Эйно молча покачал головой.
Ивана еще долго лечила жена Эйно какими-то примочками из трав и настоями корней. Боль постепенно исчезла, но рот так и остался стянутым набок.
— Ничефо! — успокаивал Эйно глубокомысленно. — Рот набок — ничефо, худо, когда мозг набок, а рот — ничефо.
Иван постепенно и сам привык к этой мысли. На ощупь ему уже не казался рот таким уродливым, и только бритье перед длинным осколком зеркала доставляло ему страдание.
Жители поселка и окружающих хуторов относились теперь к Ивану холодно, с недоверием, граничащим со злобой. Мальчишки бросали в него грязью, снегом, палками и даже камнями: они дразнили его на виду у взрослых. При виде его они с притворным ужасом хватались за карманы и бежали в сторону, что означало: берегись, идет вор. Словом, за все проделки Шалина остался расплачиваться Иван. У него не хотели покупать рыбу, корзины, бочки, и Эйно помогал ему сбывать все это на дальних хуторах, а грибы и ягоды, которыми в основном жил теперь Иван, — сдавать оптовикам.
Однажды Эйно принес ему щенка, и это скрасило жизнь Ивана. Он зажил веселей и вновь стал ждать ответа. Он уже меньше жалел украденные Шалиным деньги, не огорчался, что придется ехать домой без подарков, теперь у него была одна мысль: как-нибудь пробраться домой, на родину. И все ему казалось, что вот-вот придет вызов, и тогда все он бросит, все как есть — и бочки, и корзины, и наготовленные не на один год дрова, и грибы, и картошку под полом, даже инструмент — и в чем есть направится в родные края. Он верил, что родная земля примет его и в обносках.

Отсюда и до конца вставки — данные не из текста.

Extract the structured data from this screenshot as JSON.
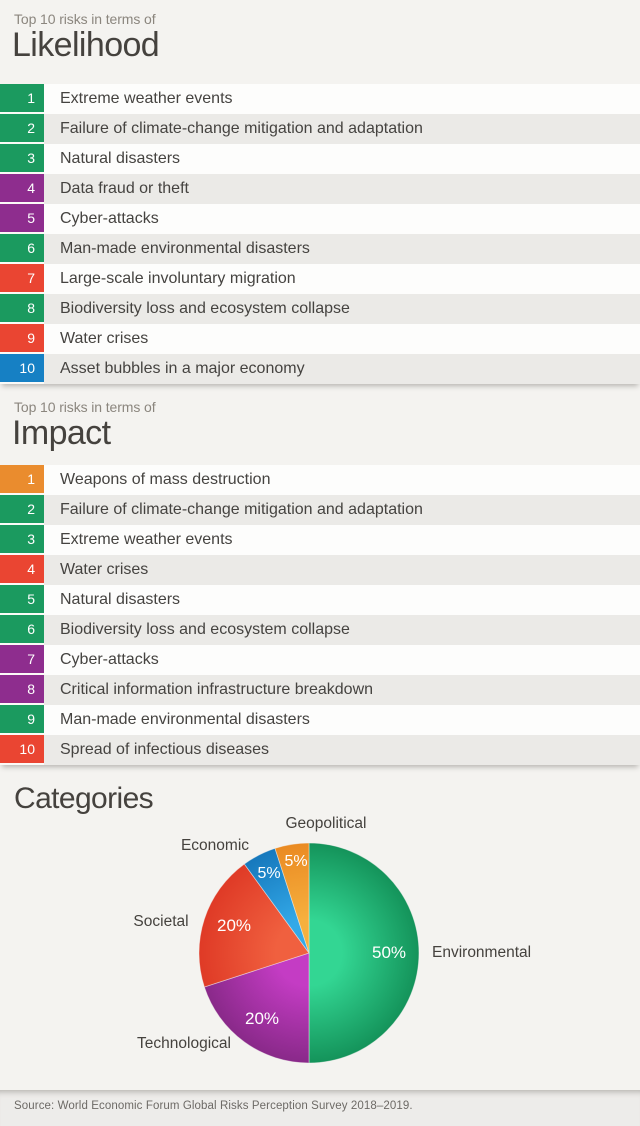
{
  "colors": {
    "environmental": "#1B9A5F",
    "technological": "#8E2D8E",
    "societal": "#EA4532",
    "economic": "#1680C4",
    "geopolitical": "#EA8C2E"
  },
  "sections": [
    {
      "eyebrow": "Top 10 risks in terms of",
      "title": "Likelihood",
      "items": [
        {
          "rank": "1",
          "label": "Extreme weather events",
          "category": "environmental"
        },
        {
          "rank": "2",
          "label": "Failure of climate-change mitigation and adaptation",
          "category": "environmental"
        },
        {
          "rank": "3",
          "label": "Natural disasters",
          "category": "environmental"
        },
        {
          "rank": "4",
          "label": "Data fraud or theft",
          "category": "technological"
        },
        {
          "rank": "5",
          "label": "Cyber-attacks",
          "category": "technological"
        },
        {
          "rank": "6",
          "label": "Man-made environmental disasters",
          "category": "environmental"
        },
        {
          "rank": "7",
          "label": "Large-scale involuntary migration",
          "category": "societal"
        },
        {
          "rank": "8",
          "label": "Biodiversity loss and ecosystem collapse",
          "category": "environmental"
        },
        {
          "rank": "9",
          "label": "Water crises",
          "category": "societal"
        },
        {
          "rank": "10",
          "label": "Asset bubbles in a major economy",
          "category": "economic"
        }
      ]
    },
    {
      "eyebrow": "Top 10 risks in terms of",
      "title": "Impact",
      "items": [
        {
          "rank": "1",
          "label": "Weapons of mass destruction",
          "category": "geopolitical"
        },
        {
          "rank": "2",
          "label": "Failure of climate-change mitigation and adaptation",
          "category": "environmental"
        },
        {
          "rank": "3",
          "label": "Extreme weather events",
          "category": "environmental"
        },
        {
          "rank": "4",
          "label": "Water crises",
          "category": "societal"
        },
        {
          "rank": "5",
          "label": "Natural disasters",
          "category": "environmental"
        },
        {
          "rank": "6",
          "label": "Biodiversity loss and ecosystem collapse",
          "category": "environmental"
        },
        {
          "rank": "7",
          "label": "Cyber-attacks",
          "category": "technological"
        },
        {
          "rank": "8",
          "label": "Critical information infrastructure breakdown",
          "category": "technological"
        },
        {
          "rank": "9",
          "label": "Man-made environmental disasters",
          "category": "environmental"
        },
        {
          "rank": "10",
          "label": "Spread of infectious diseases",
          "category": "societal"
        }
      ]
    }
  ],
  "chart_data": {
    "type": "pie",
    "title": "Categories",
    "start_angle_deg": 0,
    "direction": "clockwise",
    "labels_outside": true,
    "pct_labels_inside": true,
    "slices": [
      {
        "label": "Environmental",
        "value": 50,
        "pct_text": "50%",
        "color": "#14935A",
        "color_light": "#33D693"
      },
      {
        "label": "Technological",
        "value": 20,
        "pct_text": "20%",
        "color": "#892989",
        "color_light": "#C43CC4"
      },
      {
        "label": "Societal",
        "value": 20,
        "pct_text": "20%",
        "color": "#DF3A26",
        "color_light": "#F0603F"
      },
      {
        "label": "Economic",
        "value": 5,
        "pct_text": "5%",
        "color": "#1678BC",
        "color_light": "#33A9E8"
      },
      {
        "label": "Geopolitical",
        "value": 5,
        "pct_text": "5%",
        "color": "#EA8A22",
        "color_light": "#F6B03E"
      }
    ]
  },
  "footer": {
    "source": "Source: World Economic Forum Global Risks Perception Survey 2018–2019."
  }
}
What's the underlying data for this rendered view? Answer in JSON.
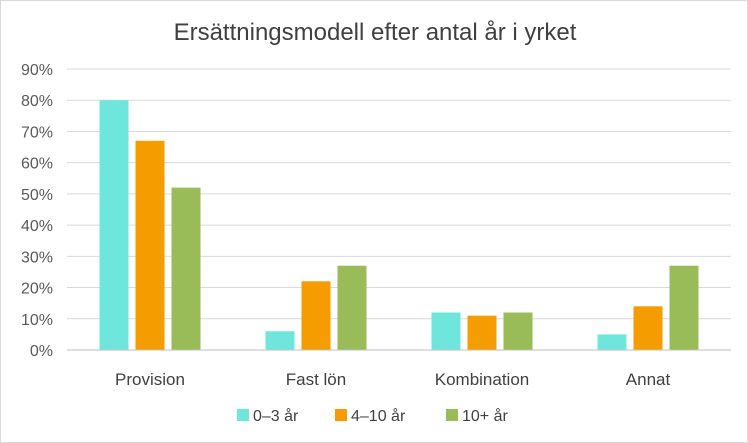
{
  "chart_data": {
    "type": "bar",
    "title": "Ersättningsmodell efter antal år i yrket",
    "xlabel": "",
    "ylabel": "",
    "categories": [
      "Provision",
      "Fast lön",
      "Kombination",
      "Annat"
    ],
    "series": [
      {
        "name": "0–3 år",
        "values": [
          80,
          6,
          12,
          5
        ],
        "color": "#6ee6dc"
      },
      {
        "name": "4–10 år",
        "values": [
          67,
          22,
          11,
          14
        ],
        "color": "#f59c00"
      },
      {
        "name": "10+ år",
        "values": [
          52,
          27,
          12,
          27
        ],
        "color": "#99bb58"
      }
    ],
    "ylim": [
      0,
      90
    ],
    "yticks": [
      "0%",
      "10%",
      "20%",
      "30%",
      "40%",
      "50%",
      "60%",
      "70%",
      "80%",
      "90%"
    ],
    "grid": true,
    "legend": "bottom"
  }
}
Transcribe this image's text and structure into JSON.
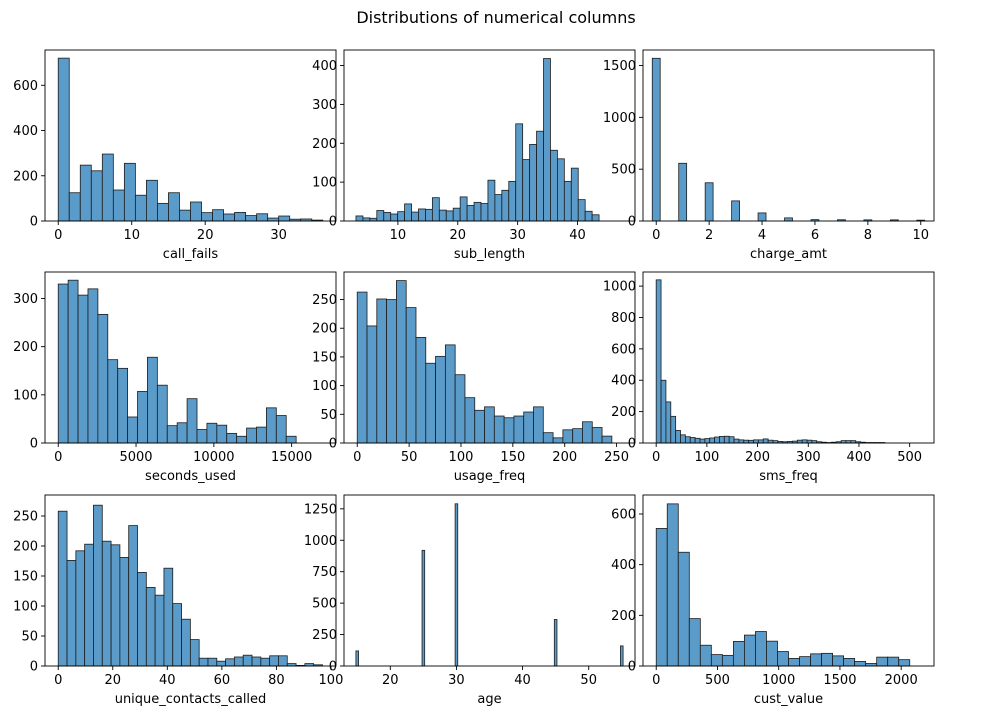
{
  "title": "Distributions of numerical columns",
  "colors": {
    "bar_fill": "#5b9bc9",
    "bar_edge": "#1c1c1c",
    "axis": "#000000"
  },
  "chart_data": [
    {
      "type": "bar",
      "xlabel": "call_fails",
      "xlim": [
        -1.8,
        37.8
      ],
      "ylim": [
        0,
        756
      ],
      "xticks": [
        0,
        10,
        20,
        30
      ],
      "yticks": [
        0,
        200,
        400,
        600
      ],
      "bin_start": 0,
      "bin_width": 1.5,
      "values": [
        720,
        125,
        247,
        222,
        296,
        137,
        255,
        114,
        180,
        78,
        125,
        48,
        84,
        37,
        50,
        31,
        38,
        24,
        32,
        13,
        22,
        8,
        9,
        4
      ]
    },
    {
      "type": "bar",
      "xlabel": "sub_length",
      "xlim": [
        1.0,
        49.6
      ],
      "ylim": [
        0,
        440
      ],
      "xticks": [
        10,
        20,
        30,
        40
      ],
      "yticks": [
        0,
        100,
        200,
        300,
        400
      ],
      "bin_start": 3,
      "bin_width": 1.16,
      "values": [
        13,
        8,
        7,
        27,
        22,
        18,
        24,
        44,
        23,
        31,
        30,
        60,
        28,
        26,
        33,
        62,
        40,
        48,
        45,
        105,
        68,
        79,
        102,
        250,
        158,
        197,
        231,
        418,
        182,
        160,
        102,
        136,
        55,
        25,
        16
      ]
    },
    {
      "type": "bar",
      "xlabel": "charge_amt",
      "xlim": [
        -0.5,
        10.5
      ],
      "ylim": [
        0,
        1650
      ],
      "xticks": [
        0,
        2,
        4,
        6,
        8,
        10
      ],
      "yticks": [
        0,
        500,
        1000,
        1500
      ],
      "bin_start": -0.05,
      "bin_width": 0.3,
      "bins": [
        {
          "x": 0,
          "value": 1570
        },
        {
          "x": 1,
          "value": 557
        },
        {
          "x": 2,
          "value": 369
        },
        {
          "x": 3,
          "value": 194
        },
        {
          "x": 4,
          "value": 78
        },
        {
          "x": 5,
          "value": 30
        },
        {
          "x": 6,
          "value": 13
        },
        {
          "x": 7,
          "value": 12
        },
        {
          "x": 8,
          "value": 11
        },
        {
          "x": 9,
          "value": 11
        },
        {
          "x": 10,
          "value": 8
        }
      ]
    },
    {
      "type": "bar",
      "xlabel": "seconds_used",
      "xlim": [
        -850,
        17850
      ],
      "ylim": [
        0,
        355
      ],
      "xticks": [
        0,
        5000,
        10000,
        15000
      ],
      "yticks": [
        0,
        100,
        200,
        300
      ],
      "bin_start": 0,
      "bin_width": 637,
      "values": [
        330,
        338,
        307,
        320,
        267,
        173,
        155,
        54,
        107,
        178,
        120,
        36,
        42,
        92,
        28,
        41,
        37,
        20,
        14,
        31,
        33,
        73,
        57,
        14
      ]
    },
    {
      "type": "bar",
      "xlabel": "usage_freq",
      "xlim": [
        -12.75,
        267.75
      ],
      "ylim": [
        0,
        298
      ],
      "xticks": [
        0,
        50,
        100,
        150,
        200,
        250
      ],
      "yticks": [
        0,
        50,
        100,
        150,
        200,
        250
      ],
      "bin_start": 0,
      "bin_width": 9.44,
      "values": [
        263,
        204,
        251,
        250,
        283,
        236,
        184,
        139,
        151,
        171,
        119,
        79,
        57,
        63,
        47,
        44,
        47,
        54,
        63,
        18,
        9,
        23,
        25,
        37,
        27,
        12
      ]
    },
    {
      "type": "bar",
      "xlabel": "sms_freq",
      "xlim": [
        -26,
        548
      ],
      "ylim": [
        0,
        1090
      ],
      "xticks": [
        0,
        100,
        200,
        300,
        400,
        500
      ],
      "yticks": [
        0,
        200,
        400,
        600,
        800,
        1000
      ],
      "bin_start": 0,
      "bin_width": 9.6,
      "values": [
        1040,
        400,
        262,
        170,
        80,
        52,
        40,
        35,
        30,
        25,
        28,
        32,
        38,
        42,
        43,
        40,
        25,
        20,
        18,
        17,
        20,
        20,
        26,
        18,
        15,
        10,
        8,
        10,
        12,
        18,
        20,
        18,
        15,
        8,
        5,
        3,
        5,
        8,
        15,
        15,
        15,
        8,
        5,
        3,
        3,
        3,
        3
      ]
    },
    {
      "type": "bar",
      "xlabel": "unique_contacts_called",
      "xlim": [
        -4.85,
        101.85
      ],
      "ylim": [
        0,
        285
      ],
      "xticks": [
        0,
        20,
        40,
        60,
        80,
        100
      ],
      "yticks": [
        0,
        50,
        100,
        150,
        200,
        250
      ],
      "bin_start": 0,
      "bin_width": 3.23,
      "values": [
        258,
        176,
        192,
        203,
        268,
        208,
        202,
        181,
        234,
        156,
        131,
        118,
        163,
        104,
        78,
        44,
        13,
        13,
        8,
        12,
        15,
        18,
        15,
        13,
        17,
        17,
        4,
        1,
        4,
        2
      ]
    },
    {
      "type": "bar",
      "xlabel": "age",
      "xlim": [
        13.0,
        57.0
      ],
      "ylim": [
        0,
        1360
      ],
      "xticks": [
        20,
        30,
        40,
        50
      ],
      "yticks": [
        0,
        250,
        500,
        750,
        1000,
        1250
      ],
      "bin_start": 14.8,
      "bin_width": 0.4,
      "bins": [
        {
          "x": 15,
          "value": 120
        },
        {
          "x": 25,
          "value": 920
        },
        {
          "x": 30,
          "value": 1290
        },
        {
          "x": 45,
          "value": 370
        },
        {
          "x": 55,
          "value": 160
        }
      ]
    },
    {
      "type": "bar",
      "xlabel": "cust_value",
      "xlim": [
        -108,
        2268
      ],
      "ylim": [
        0,
        675
      ],
      "xticks": [
        0,
        500,
        1000,
        1500,
        2000
      ],
      "yticks": [
        0,
        200,
        400,
        600
      ],
      "bin_start": 0,
      "bin_width": 90,
      "values": [
        543,
        640,
        449,
        187,
        82,
        45,
        42,
        97,
        122,
        136,
        98,
        57,
        30,
        37,
        48,
        50,
        40,
        30,
        18,
        10,
        35,
        35,
        25,
        0
      ]
    }
  ]
}
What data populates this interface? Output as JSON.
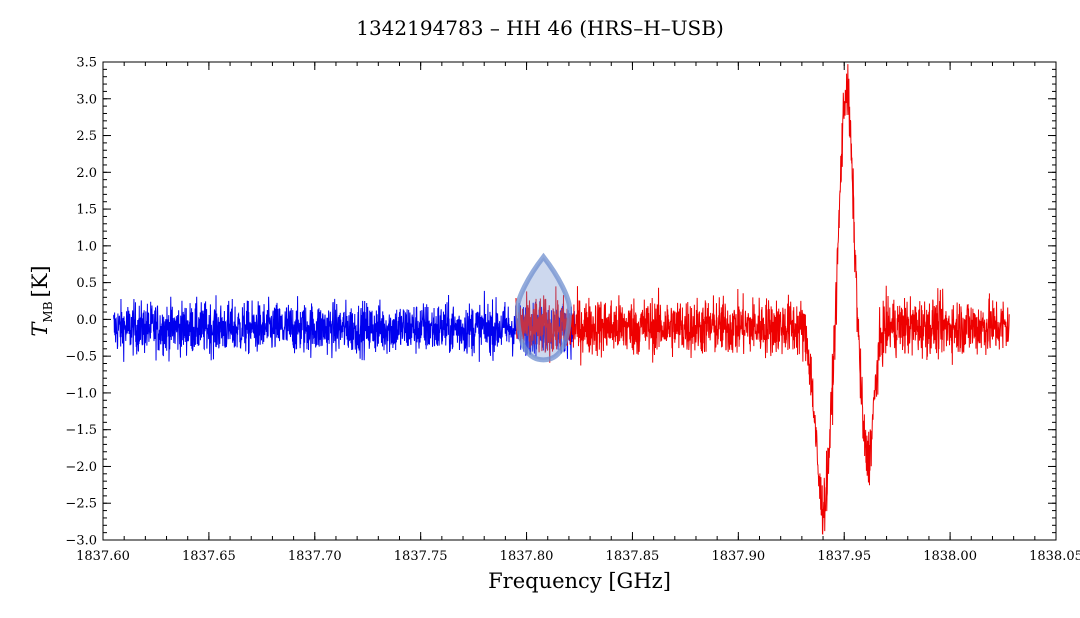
{
  "chart_data": {
    "type": "line",
    "title": "1342194783 – HH 46 (HRS–H–USB)",
    "xlabel": "Frequency [GHz]",
    "ylabel_main": "T",
    "ylabel_sub": "MB",
    "ylabel_unit": "[K]",
    "xlim": [
      1837.6,
      1838.05
    ],
    "ylim": [
      -3.0,
      3.5
    ],
    "x_ticks": [
      "1837.60",
      "1837.65",
      "1837.70",
      "1837.75",
      "1837.80",
      "1837.85",
      "1837.90",
      "1837.95",
      "1838.00",
      "1838.05"
    ],
    "y_ticks": [
      "−3.0",
      "−2.5",
      "−2.0",
      "−1.5",
      "−1.0",
      "−0.5",
      "0.0",
      "0.5",
      "1.0",
      "1.5",
      "2.0",
      "2.5",
      "3.0",
      "3.5"
    ],
    "grid": false,
    "series": [
      {
        "color": "#0000ee",
        "x_range": [
          1837.605,
          1837.823
        ],
        "noise_rms": 0.25,
        "baseline": -0.12
      },
      {
        "color": "#ee0000",
        "x_range": [
          1837.795,
          1838.028
        ],
        "noise_rms": 0.28,
        "baseline": -0.1,
        "features": [
          {
            "kind": "absorption",
            "center": 1837.94,
            "depth": -2.45,
            "width": 0.0035
          },
          {
            "kind": "emission",
            "center": 1837.951,
            "peak": 3.25,
            "width": 0.003
          },
          {
            "kind": "absorption",
            "center": 1837.961,
            "depth": -1.8,
            "width": 0.003
          }
        ]
      }
    ]
  },
  "overlay": {
    "name": "selection-marker",
    "x": 1837.808,
    "y_top": 0.85,
    "y_bottom": -0.55,
    "color": "#6f8fcf"
  }
}
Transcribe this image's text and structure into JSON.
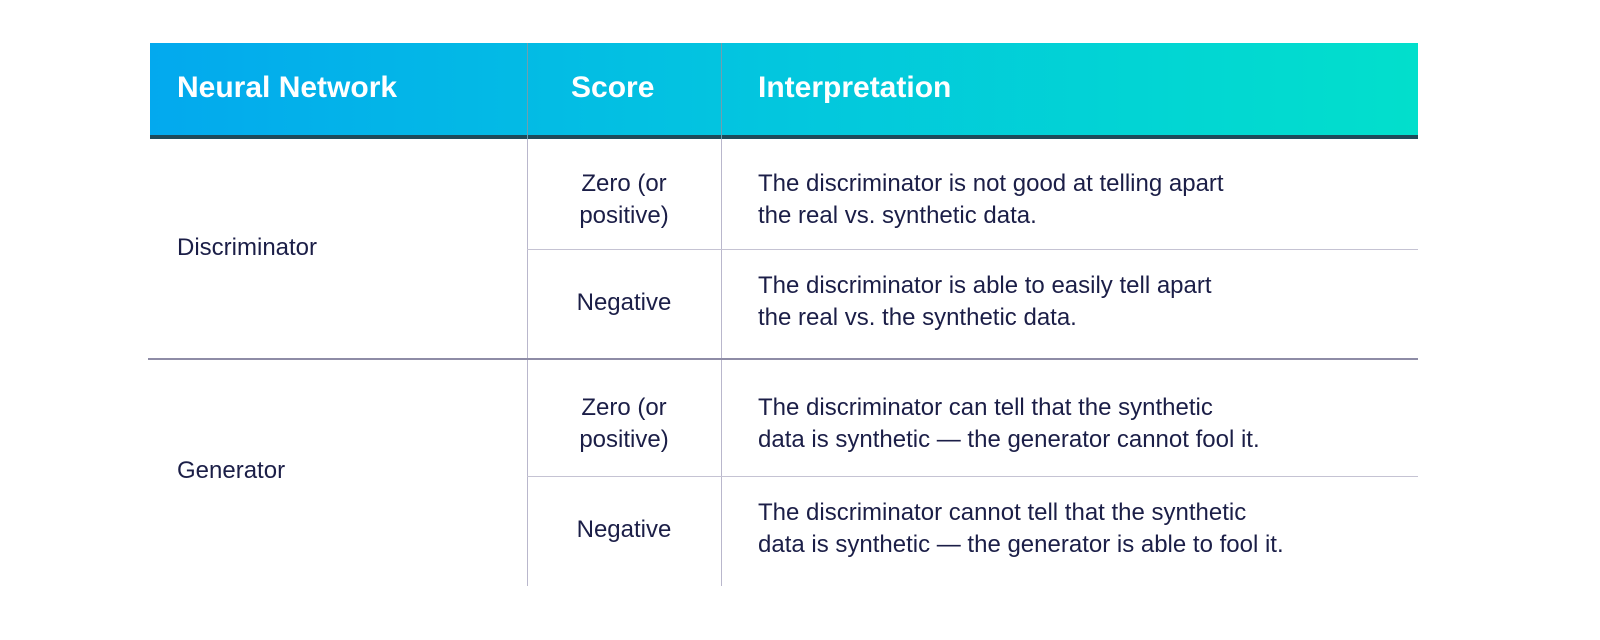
{
  "table": {
    "headers": [
      "Neural Network",
      "Score",
      "Interpretation"
    ],
    "header_gradient": [
      "#03a9ee",
      "#02dfcc"
    ],
    "text_color": "#1b1e47",
    "groups": [
      {
        "network": "Discriminator",
        "rows": [
          {
            "score": "Zero (or positive)",
            "score_lines": [
              "Zero (or",
              "positive)"
            ],
            "interpretation_lines": [
              "The discriminator is not good at telling apart",
              "the real vs. synthetic data."
            ]
          },
          {
            "score": "Negative",
            "score_lines": [
              "Negative"
            ],
            "interpretation_lines": [
              "The discriminator is able to easily tell apart",
              "the real vs. the synthetic data."
            ]
          }
        ]
      },
      {
        "network": "Generator",
        "rows": [
          {
            "score": "Zero (or positive)",
            "score_lines": [
              "Zero (or",
              "positive)"
            ],
            "interpretation_lines": [
              "The discriminator can tell that the synthetic",
              "data is synthetic — the generator cannot fool it."
            ]
          },
          {
            "score": "Negative",
            "score_lines": [
              "Negative"
            ],
            "interpretation_lines": [
              "The discriminator cannot tell that the synthetic",
              "data is synthetic — the generator is able to fool it."
            ]
          }
        ]
      }
    ]
  }
}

Как-то в начале апреля, поутру, Иван вышел из избы попытать счастья на подледном лове.
Стоял легкий утренник.
На горе, где-то совсем близко, пели тетерева. Их токовиная песня, чуть задумчивая и чистая, как бульканье родника, разносилась по сосновому лесу, и хотя это пение, и прозрачный, глубокий лес с его прямыми соснами, и эта широкая заря, от которой нежно розовел снег, и бодрящая утренняя свежесть были Ивану не в новинку, он все же остановился, поднял у шапки уши и прислушался.
— Слышь, Мазай, тетерев поет! — сказал он насторожившейся собаке и невпопад добавил, кривя рот. — А ответа все нет, видать, уж здесь умирать нам, вместе…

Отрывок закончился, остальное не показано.